Garagiste sans histoire, André Chouinard raconte son plongeon dans le trafic de stupéfiants.

Pour la première fois depuis sa condamnation à 20 ans de prison, cet ancien membre du groupe d'élite des Hells Angels s'est présenté hier devant les commissaires aux libérations conditionnelles. Il a livré un témoignage comme on en a rarement entendu dans les annales criminelles. Il s'agit d'une véritable incursion dans le mode de fonctionnement fermé des motards.

«Le meurtre du petit Desrochers, les assassinats des gardiens de prison, la tentative de meurtre sur Michel Auger... Un jour, ma femme m'a demandé: «Tu n'es pas tanné? Ça va s'arrêter où?» C'est à partir de ce moment que j'ai commencé à réfléchir», a raconté hier, devant les commissaires aux libérations conditionnelles, André Chouinard, ancien financier des Nomads, groupe d'élite des Hells Angels.

Pour sa première audience depuis sa condamnation à 20 ans de prison en 2004 dans la foulée de l'opération Printemps 2001, l'ancien motard de 53 ans a livré un témoignage étonnant, qui s'est transformé en véritable incursion dans le mode de fonctionnement du célèbre groupe criminel.

Le doigt dans l'engrenage

Issu d'une famille pauvre, mais sans histoire du quartier Hochelaga-Maisonneuve, Chouinard a commencé à travailler à l'âge de 14 ans, pour aider les siens.

Après avoir été successivement agent d'assurances, vendeur de voitures et gérant d'une caisse populaire, il ouvre un garage avec un associé.

Ce dernier, trafiquant de drogue à ses heures, lui demande de lui trouver un client. Chouinard le met en contact avec un ami, mais la transaction tourne mal et l'associé se retrouve avec une dette de 120 000$. Ce dernier travaillait pour les Hells Angels et ceux-ci tiennent Chouinard responsable de l'échec. Ils lui réclament sa part dans le commerce et ses REER.

«J'ai perdu le garage et je ne savais pas comment me refaire. On m'a proposé de m'impliquer dans la drogue. La fusée a décollé. Ça a déraillé très rapidement, mon affaire.»

Choisir son camp

En six mois à peine, Chouinard accumule une somme de 120 000$, qu'il remet aux Hells Angels. Ses ventes augmentent sans cesse et il devient un trafiquant indépendant. Il a un bon contact, un Italien, dont une cargaison avait été endommagée sur un bateau. Chouinard lui offre d'acheter cette marchandise au rabais. Il la fait sécher, refait les emballages et la revend avec importants profits. L'Italien est impressionné et n'a plus fait affaire qu'avec lui.
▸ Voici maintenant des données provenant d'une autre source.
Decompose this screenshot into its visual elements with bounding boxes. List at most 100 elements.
«En 94-95 commence la guerre, et les belligérants nous obligent à choisir notre camp. J'ai choisi celui des Hells Angels.»

Chouinard devient membre des Rockers, le club-école et bras armé des Nomads, mais devient rapidement «prospect» Nomads en raison de ses ventes prolifiques. Il fournit en stupéfiants les membres des Hells Angels de tout le Québec.

Financier de la guerre

«Oui, il y avait des meurtres, mais on n'en parlait pas lors des réunions. Moi, ma fonction était de trouver de la drogue et de financer la guerre. Les armes étaient achetées avec l'argent que j'apportais. J'étais la branche monétaire du chapitre. Je contrôlais la caisse. Je versais une paye de 5000$ par semaine aux six membres.»

«Tu te retrouves sur une galaxie et tu n'as pas le choix. Tu veux toujours aller vers le haut. Tu ne veux pas frotter, tu veux aller avec le grand club», a-t-il répondu aux commissaires qui lui ont demandé pourquoi il ne s'était pas retiré.